Sinem TUNCAY: CV'lerin önemli olan belli temel bilgileri vermesi önemli, dolayısıyla sayfa sayısı da önemli. Her ne kadar şimdi e-mail ile ve internet ortamında da başvurular alınıyorsa da, yine de bir sayfayı geçmemesi bizim açımızdan önemli. Şöyle önemli; özellikle yeni mezunlardan bahsettiğimiz ve çok fazla iş tecrübesi olmayacağı için, eğitimin biraz detaylandırılması (dersler, kurslar, öğrencilik sırasında yapılan çalışmalar vs.) ve birtakım kişilik özelliklerinin de kısaca belirtilmesi önemli. Ayrıca üniversite öğrencileri için sosyal faaliyetler, yani okul sırasında dersler dışında yapılan ek çalışmalar da (Kulüpler buna çok iyi bir örnektir) kişinin başarılarıyla ilgili dikkate aldığımız özellikler.
Boğaziçililer çok sık iş değiştiriyorlar mı, kendilerine fazla mı güvenliler?
Hande AKYOL: Sadece Boğaziçililer değil de, potansiyeli yüksek, iyi yetişmiş kişiler hızlı yükselmek istiyorlar. Bu genç insanların doğasında olan bir şey. O yüzden bir Boğaziçi, ODTÜ, Koç Üniversitesi mezununda yükselme isteği olması çok normal. Eğer kişi çok iyi yetiştirilmişse, potansiyeli de yüksekse, çabuk öğreniyor, işe çabuk adapte olabiliyorsa, kısa sürede yükselmek isteyecektir. Önemli olan o yeteneği elinizde tutabilmektir. Yoksa “Boğaziçili gider.” genellemesine katılmıyorum. Ben de Boğaziçi mezunuyum, burada Boğaziçi Üniversitesi mezunu çok kişi var. Bu genellemeyi doğru bulmuyorum. Genç insanlar çok dinamikler. Çok hızlı öğrenip çok hızlı ilerliyorlar. O yüzden onları elde tutmak zor. Onları elde tutabilme için bir şeyler yapmak gereli. Gelişimine destek olmak, o şirkette geliştiğini, bir lider olarak yetiştiğini hissettirmek gerekli. Ona değer verildiğini, ve yavaş yavaş işin çeşitli aspektlerini görerek bir yere gelebileceğini o kişinin hissetmesi gerekiyor.

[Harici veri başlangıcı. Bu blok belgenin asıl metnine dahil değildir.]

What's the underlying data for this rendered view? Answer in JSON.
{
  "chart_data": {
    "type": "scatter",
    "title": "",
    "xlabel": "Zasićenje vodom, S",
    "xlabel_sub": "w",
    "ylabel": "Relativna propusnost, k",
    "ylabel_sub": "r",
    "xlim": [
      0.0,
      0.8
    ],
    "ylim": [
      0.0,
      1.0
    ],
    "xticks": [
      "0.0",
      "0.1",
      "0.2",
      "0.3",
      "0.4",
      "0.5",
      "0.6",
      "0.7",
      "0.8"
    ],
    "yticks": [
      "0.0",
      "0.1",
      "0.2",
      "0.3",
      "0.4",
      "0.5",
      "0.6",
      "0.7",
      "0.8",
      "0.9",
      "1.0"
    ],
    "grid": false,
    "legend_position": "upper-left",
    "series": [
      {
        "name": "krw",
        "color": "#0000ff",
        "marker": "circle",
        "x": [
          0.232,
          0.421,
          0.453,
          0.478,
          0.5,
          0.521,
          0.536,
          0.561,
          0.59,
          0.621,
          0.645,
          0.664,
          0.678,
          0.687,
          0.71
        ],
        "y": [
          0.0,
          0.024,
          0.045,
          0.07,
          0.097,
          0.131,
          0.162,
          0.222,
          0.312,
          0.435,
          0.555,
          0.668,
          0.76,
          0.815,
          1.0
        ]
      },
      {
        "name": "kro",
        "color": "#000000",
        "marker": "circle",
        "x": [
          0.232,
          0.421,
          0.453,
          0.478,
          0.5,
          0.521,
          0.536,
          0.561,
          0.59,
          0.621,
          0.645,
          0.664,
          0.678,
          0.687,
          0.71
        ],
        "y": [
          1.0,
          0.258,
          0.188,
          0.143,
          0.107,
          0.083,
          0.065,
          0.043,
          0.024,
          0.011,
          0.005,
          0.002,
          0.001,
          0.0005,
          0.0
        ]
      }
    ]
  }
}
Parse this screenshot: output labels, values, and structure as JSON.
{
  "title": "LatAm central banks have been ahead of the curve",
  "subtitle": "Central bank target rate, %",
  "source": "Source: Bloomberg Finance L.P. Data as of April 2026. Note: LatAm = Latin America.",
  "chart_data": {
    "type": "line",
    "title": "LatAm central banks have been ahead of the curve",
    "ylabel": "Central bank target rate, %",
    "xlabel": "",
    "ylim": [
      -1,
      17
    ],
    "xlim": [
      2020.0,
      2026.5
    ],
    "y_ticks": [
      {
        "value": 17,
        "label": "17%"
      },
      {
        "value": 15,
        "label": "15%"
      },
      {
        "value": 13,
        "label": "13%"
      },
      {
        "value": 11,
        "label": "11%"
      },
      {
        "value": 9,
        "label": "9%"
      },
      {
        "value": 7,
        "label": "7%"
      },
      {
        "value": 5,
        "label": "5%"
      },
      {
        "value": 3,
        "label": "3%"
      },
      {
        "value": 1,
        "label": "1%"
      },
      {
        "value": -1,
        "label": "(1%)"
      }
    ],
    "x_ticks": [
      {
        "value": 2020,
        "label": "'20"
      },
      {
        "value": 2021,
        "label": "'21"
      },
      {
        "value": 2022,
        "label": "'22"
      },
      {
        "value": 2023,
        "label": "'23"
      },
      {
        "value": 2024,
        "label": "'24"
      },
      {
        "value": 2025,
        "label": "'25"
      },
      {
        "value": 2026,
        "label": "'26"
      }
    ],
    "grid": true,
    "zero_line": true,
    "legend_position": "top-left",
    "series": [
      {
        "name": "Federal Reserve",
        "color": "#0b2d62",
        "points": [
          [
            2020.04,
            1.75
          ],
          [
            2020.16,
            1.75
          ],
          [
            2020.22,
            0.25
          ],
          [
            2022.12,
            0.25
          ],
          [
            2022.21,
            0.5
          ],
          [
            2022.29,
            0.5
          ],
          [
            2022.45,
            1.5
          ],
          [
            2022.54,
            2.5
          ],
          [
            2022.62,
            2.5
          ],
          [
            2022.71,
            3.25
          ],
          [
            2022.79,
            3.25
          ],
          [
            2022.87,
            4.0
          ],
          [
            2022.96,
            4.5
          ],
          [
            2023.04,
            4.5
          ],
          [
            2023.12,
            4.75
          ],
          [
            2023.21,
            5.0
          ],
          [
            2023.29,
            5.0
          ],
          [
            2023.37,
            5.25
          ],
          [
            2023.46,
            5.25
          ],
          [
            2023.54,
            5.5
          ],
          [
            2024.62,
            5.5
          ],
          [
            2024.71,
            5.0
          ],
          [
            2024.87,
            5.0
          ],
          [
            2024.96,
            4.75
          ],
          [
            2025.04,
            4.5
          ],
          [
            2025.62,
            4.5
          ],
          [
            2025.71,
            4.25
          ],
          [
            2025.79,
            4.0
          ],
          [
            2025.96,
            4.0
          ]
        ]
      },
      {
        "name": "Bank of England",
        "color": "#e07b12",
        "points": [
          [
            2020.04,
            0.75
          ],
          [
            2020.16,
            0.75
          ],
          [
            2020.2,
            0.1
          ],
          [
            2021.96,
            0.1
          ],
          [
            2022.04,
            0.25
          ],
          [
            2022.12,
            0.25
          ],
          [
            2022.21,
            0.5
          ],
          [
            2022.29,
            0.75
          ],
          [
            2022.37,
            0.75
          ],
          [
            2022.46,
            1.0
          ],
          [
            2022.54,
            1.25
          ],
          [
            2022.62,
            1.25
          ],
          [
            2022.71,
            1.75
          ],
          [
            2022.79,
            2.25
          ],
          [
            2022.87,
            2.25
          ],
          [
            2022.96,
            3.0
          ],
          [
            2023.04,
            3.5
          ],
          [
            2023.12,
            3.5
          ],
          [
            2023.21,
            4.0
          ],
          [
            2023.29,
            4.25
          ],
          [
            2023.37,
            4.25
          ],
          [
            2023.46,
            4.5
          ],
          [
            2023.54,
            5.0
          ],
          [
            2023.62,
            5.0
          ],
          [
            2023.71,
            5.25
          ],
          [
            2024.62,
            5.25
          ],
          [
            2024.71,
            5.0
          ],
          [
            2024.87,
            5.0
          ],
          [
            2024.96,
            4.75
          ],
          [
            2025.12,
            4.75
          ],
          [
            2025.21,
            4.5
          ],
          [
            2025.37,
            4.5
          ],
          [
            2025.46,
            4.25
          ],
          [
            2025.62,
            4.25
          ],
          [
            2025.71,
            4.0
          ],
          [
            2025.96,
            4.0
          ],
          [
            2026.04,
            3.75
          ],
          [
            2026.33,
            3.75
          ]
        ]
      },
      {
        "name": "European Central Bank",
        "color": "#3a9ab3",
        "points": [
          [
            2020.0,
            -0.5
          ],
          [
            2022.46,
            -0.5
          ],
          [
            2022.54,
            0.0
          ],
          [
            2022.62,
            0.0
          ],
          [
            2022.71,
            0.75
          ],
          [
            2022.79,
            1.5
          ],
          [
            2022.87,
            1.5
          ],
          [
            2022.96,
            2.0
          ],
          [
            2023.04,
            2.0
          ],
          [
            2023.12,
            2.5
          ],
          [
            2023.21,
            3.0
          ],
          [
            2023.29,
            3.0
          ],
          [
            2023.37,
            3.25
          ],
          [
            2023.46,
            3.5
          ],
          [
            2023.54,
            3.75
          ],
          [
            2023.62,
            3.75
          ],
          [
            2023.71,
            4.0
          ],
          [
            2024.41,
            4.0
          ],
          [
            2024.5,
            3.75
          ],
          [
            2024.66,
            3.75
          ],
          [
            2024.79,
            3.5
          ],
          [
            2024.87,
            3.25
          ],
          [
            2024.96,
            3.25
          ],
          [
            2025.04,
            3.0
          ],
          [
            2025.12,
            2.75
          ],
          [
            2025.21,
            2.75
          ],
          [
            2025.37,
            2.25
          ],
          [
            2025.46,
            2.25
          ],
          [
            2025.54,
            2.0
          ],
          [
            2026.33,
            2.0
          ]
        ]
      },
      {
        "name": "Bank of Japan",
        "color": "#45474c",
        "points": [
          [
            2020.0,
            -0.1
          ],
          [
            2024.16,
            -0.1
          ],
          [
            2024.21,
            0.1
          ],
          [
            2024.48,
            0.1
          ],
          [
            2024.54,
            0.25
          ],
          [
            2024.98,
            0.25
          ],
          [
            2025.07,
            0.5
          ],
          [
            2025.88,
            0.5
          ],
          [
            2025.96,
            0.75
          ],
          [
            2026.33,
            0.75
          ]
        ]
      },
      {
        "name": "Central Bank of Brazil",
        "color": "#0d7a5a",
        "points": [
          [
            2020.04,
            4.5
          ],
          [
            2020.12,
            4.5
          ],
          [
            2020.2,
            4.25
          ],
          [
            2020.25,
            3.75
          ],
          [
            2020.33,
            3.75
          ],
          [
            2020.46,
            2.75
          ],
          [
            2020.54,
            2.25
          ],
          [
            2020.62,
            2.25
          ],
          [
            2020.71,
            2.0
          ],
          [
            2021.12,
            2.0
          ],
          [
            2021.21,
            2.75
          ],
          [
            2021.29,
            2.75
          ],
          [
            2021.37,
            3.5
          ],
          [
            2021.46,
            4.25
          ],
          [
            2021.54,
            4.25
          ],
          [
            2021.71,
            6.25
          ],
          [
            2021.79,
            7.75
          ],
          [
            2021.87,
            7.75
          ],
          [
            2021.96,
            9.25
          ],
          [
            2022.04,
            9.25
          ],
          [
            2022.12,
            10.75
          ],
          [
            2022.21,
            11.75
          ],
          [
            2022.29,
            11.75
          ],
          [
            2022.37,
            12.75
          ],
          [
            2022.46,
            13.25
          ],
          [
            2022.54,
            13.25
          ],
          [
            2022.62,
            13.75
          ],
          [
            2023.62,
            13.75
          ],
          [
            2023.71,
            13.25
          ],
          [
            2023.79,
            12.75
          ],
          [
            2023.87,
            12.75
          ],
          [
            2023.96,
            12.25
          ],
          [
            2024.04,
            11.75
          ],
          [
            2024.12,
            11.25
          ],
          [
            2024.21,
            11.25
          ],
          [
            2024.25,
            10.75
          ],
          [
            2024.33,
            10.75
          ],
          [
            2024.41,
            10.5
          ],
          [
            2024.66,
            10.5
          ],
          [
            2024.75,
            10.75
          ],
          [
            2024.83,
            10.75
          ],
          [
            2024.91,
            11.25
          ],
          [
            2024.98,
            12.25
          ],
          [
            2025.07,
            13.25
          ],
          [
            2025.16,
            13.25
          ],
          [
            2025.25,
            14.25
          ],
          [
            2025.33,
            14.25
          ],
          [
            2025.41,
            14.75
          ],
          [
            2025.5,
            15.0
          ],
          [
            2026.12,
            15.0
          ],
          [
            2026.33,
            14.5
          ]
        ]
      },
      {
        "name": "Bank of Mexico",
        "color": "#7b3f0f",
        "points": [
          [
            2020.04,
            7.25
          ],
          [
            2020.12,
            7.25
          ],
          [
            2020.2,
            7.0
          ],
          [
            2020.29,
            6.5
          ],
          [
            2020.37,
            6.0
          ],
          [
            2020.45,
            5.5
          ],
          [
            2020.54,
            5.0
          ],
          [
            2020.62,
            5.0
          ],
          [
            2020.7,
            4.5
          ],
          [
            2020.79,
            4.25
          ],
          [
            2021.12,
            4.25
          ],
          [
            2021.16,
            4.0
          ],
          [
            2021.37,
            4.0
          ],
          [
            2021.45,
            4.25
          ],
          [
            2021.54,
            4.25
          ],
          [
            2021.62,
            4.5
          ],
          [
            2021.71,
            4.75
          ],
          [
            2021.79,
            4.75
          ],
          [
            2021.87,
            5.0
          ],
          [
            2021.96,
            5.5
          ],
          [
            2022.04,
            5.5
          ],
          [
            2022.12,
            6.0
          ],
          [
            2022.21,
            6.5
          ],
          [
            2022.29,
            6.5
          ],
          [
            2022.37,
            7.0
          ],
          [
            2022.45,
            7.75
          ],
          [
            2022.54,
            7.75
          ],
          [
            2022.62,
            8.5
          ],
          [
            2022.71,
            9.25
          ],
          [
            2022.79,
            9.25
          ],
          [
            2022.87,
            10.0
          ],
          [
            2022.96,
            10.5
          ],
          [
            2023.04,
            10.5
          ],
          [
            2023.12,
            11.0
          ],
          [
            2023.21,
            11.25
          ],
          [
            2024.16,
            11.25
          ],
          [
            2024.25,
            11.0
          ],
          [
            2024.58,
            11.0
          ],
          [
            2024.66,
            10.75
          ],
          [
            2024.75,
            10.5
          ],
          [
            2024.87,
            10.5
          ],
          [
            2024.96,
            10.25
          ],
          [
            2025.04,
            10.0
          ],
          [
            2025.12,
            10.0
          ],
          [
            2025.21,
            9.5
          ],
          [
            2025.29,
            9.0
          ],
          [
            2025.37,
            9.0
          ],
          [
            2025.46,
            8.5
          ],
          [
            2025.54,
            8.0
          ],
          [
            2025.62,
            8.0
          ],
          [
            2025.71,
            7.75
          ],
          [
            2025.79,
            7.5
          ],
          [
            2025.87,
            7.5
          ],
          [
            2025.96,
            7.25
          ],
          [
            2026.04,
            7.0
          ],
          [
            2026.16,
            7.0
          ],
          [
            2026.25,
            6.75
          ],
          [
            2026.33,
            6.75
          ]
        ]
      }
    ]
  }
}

Stajyer seçim kriterleri nelerdir?
Selçuk EROĞLU: Stajlar için de seçim kriterleri iş başvurularıyla aynı. Formla başvuruluyor, sonra sınav var ve ardından da mülakat geliyor. Bizim amacımız kişinin stajdan full-time işe geçmesi. Kişi staja başlayınca burada kendisine bir proje veriliyor. Yaptığı proje değerlendiriliyor ve proje sonunda kişinin performansı iyi bulunursa, kendisine part-time iş olanağı sunuluyor. Ya da bir sonraki sene hiç sınava girmeden işe başlayabiliyor. Böylece hem kişi bizi tanımış oluyor, hem de biz onu tanımış oluyoruz. Daha rahat bir süreç oluyor.